Reinforcement learning enables dynamic pricing in the retail industry

Dynamic pricing is an ongoing and time-critical process in certain sectors such as e-commerce. Reinforcement learning is key when it comes to creating an appropriate strategy for prices depending on supply and demand. This allows the Product turnover and Profit margins maximise. Pricing can be trained on the historical data of customers' buying behaviour to provide suggestions in the product pricing process.

Conclusion: Reinforcement learning has enormous potential for disruption

Reinforcement learning is particularly fascinating for a reason. The method has very close ties to psychology, biology and the neurosciences. Similar to us humans, algorithms can develop abilities similar to ours with this learning method. The Basic principle is always "Trial-and-Error". With this comparatively simple principle complex control and optimisation problems can be solved that are difficult to realise with traditional methods.

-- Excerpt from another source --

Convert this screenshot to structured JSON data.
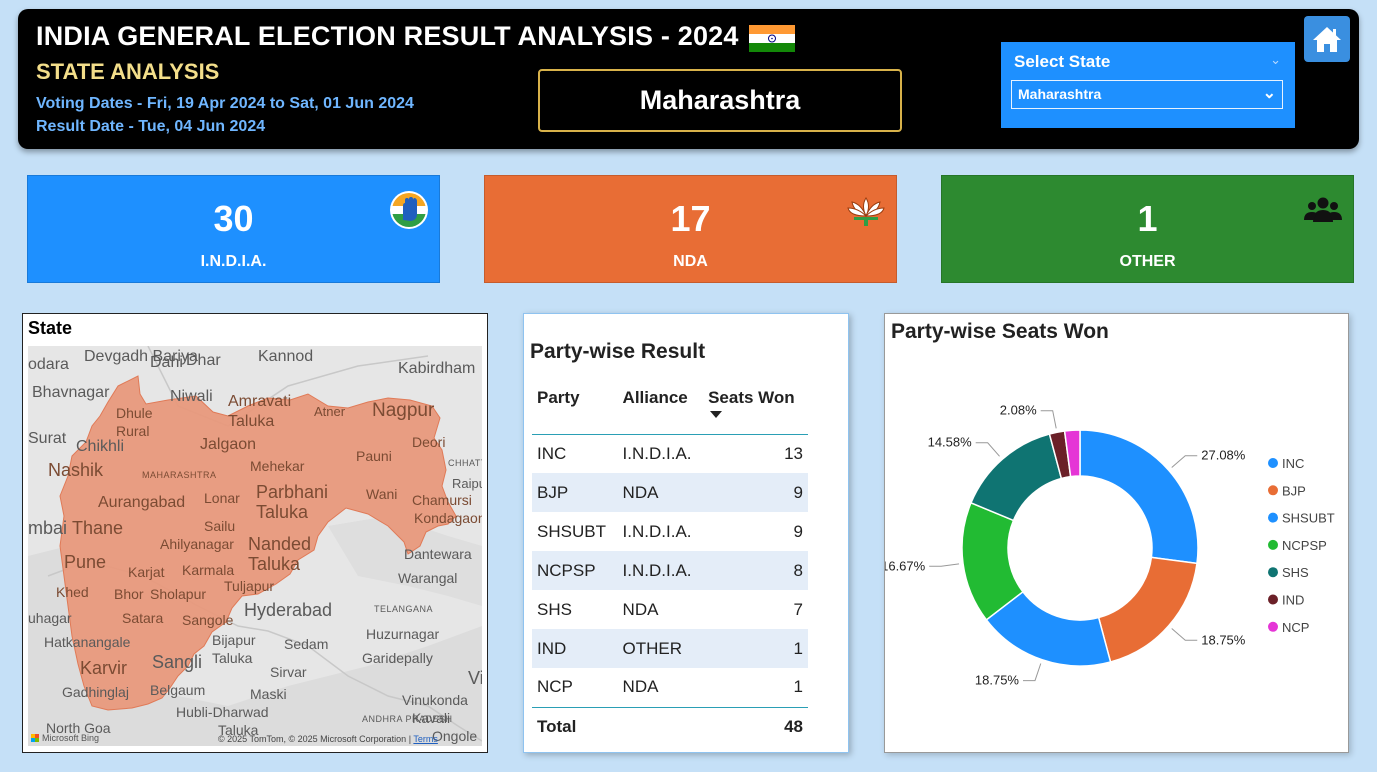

Reinforcement learning is currently one of the most interesting and rapidly developing Research areas. The step into the Practice is gaining momentum and can make the difference in competitive advantage. With a suitable simulation environment and a reward system, reinforcement learning can lead to impressive results. Provided there is a suitable question and AI strategy in which reinforcement learning can be embedded.



Christian Lemke specialises in machine learning and artificial intelligence. He is involved in the development of machine learning pipelines and the development, evaluation, scaling and implementation of models. In his academic training, he focused on application-oriented data science, machine learning and big data.